J’aurais pu signer à l'ASSE en 1970 alors que j’évoluais encore à Bressuire. J’ai même fait un stage de 8 jours dans le Forez et rencontré l’entraîneur Robert Herbin, le responsable du centre de formation Robert Philippe, le président Roger Rocher et le recruteur Pierre Garonnaire. J’ai finalement choisi le FC Nantes. À l’époque, le président Louis Fonteneau, l’entraîneur José Arribas et le secrétaire général Albert Heil étaient même venus chez mes parents, aux Aubiers (Deux-Sèvres) pour me convaincre de rejoindre Nantes. C’était plus près de chez moi et j’ai finalement accepté.

Mon premier match contre Saint-Etienne, c’est un excellent souvenir. C’était en juin 1971 avec l’équipe réserve du FC Nantes en finale du Championnat de France amateurs à Auxerre. On gagne 3-1. Jean-Claude Suaudeau était entraîneur-joueur et on avait une belle équipe avec, entre autres, Bertrand-Demanes, Gardon et Denoueix.
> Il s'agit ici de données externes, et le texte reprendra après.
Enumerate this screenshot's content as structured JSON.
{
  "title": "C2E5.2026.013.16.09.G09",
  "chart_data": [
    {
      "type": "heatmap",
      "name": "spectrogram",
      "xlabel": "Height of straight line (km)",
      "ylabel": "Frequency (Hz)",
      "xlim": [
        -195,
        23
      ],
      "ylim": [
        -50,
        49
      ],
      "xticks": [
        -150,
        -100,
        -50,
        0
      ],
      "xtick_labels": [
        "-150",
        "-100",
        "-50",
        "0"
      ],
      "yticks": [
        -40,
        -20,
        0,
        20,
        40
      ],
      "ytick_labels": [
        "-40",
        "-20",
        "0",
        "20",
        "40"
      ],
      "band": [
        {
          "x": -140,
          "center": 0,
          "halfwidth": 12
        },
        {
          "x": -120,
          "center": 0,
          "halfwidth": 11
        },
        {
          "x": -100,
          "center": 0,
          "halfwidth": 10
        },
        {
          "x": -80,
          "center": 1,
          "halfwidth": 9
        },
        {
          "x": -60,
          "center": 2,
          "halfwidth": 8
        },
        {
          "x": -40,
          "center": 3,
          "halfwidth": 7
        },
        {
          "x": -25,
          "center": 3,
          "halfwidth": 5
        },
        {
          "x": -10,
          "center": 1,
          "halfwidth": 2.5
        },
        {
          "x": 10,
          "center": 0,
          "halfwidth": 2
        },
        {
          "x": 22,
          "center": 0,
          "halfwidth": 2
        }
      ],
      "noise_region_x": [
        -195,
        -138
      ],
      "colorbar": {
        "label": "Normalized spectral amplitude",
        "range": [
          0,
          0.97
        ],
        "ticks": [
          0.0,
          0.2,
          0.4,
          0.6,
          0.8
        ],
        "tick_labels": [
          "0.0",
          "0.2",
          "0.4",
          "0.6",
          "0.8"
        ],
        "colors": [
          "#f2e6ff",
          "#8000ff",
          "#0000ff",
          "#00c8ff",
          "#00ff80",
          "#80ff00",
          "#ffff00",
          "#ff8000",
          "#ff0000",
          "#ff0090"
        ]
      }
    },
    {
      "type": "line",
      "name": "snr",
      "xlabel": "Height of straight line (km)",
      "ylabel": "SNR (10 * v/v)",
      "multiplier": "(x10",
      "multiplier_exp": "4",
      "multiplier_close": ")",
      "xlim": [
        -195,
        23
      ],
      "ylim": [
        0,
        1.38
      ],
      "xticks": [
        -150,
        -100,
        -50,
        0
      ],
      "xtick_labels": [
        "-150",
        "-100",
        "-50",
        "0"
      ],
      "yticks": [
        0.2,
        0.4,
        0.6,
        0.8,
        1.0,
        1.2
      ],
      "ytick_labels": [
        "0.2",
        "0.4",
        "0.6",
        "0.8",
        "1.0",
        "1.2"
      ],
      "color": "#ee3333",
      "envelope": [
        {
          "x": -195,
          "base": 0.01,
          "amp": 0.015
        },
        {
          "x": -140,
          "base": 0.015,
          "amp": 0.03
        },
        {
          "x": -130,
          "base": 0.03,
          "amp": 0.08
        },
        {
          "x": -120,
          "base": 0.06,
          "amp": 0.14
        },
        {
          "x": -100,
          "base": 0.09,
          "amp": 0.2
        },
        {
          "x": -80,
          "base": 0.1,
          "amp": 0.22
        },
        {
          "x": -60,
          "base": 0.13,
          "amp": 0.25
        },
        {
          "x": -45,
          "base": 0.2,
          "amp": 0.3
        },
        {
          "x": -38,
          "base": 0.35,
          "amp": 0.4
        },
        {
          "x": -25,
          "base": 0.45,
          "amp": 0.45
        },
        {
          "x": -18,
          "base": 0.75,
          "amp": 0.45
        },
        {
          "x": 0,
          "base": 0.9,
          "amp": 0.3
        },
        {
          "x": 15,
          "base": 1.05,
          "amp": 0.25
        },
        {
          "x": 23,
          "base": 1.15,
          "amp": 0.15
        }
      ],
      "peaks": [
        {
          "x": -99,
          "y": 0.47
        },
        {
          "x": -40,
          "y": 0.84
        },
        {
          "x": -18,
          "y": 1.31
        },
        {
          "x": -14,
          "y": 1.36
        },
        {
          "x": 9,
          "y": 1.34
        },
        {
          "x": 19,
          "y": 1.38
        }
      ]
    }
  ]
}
En face, il y avait aussi du beau monde avec Merchadier, Lopez, Patrick Revelli, Santini et Sarramagna, qui ont goûté par la suite aux épopées des Verts en Coupe d’Europe, notamment à la finale européenne de 76 face au Bayern Munich. 

Chez les pros, c’était toujours des matches au sommet entre les deux meilleurs clubs formateurs de l’époque. J’ai échangé récemment à distance avec Dominique Rocheteau, l’ancien attaquant des Verts, sur France Bleu Loire Océan. Il a convenu que Saint-Etienne ne gagnait jamais au stade Marcel-Saupin à mon époque. Effectivement, je ne me souviens pas d’avoir perdu avec Nantes face aux Verts, à domicile. Cela dit, on gagnait aussi rarement à Geoffroy-Guichard ! Le public était toujours bouillant quand les deux clubs s’affrontaient.

Mon souvenir le plus fort, c’est en 1976, quand on bat Saint-Etienne 3-0, moins de deux mois avant la finale de Coupe d’Europe des clubs champions des Verts à Glasgow. Je marque le troisième but. On a gagné sur le même score en demi-finale aller de Coupe de France en 77 avant de perdre 5-1 après prolongation au retour. Un mauvais souvenir ! J’étais blessé à la cheville et absent. Mais après le match aller, on pensait vraiment se qualifier pour la finale. Je suis allé saluer mes coéquipiers dans le vestiaire, très heureux, et j’ai croisé des Stéphanois, qui m’ont dit qu’ils allaient renverser la vapeur au match retour. J’ai souri… Mais ils l’ont fait."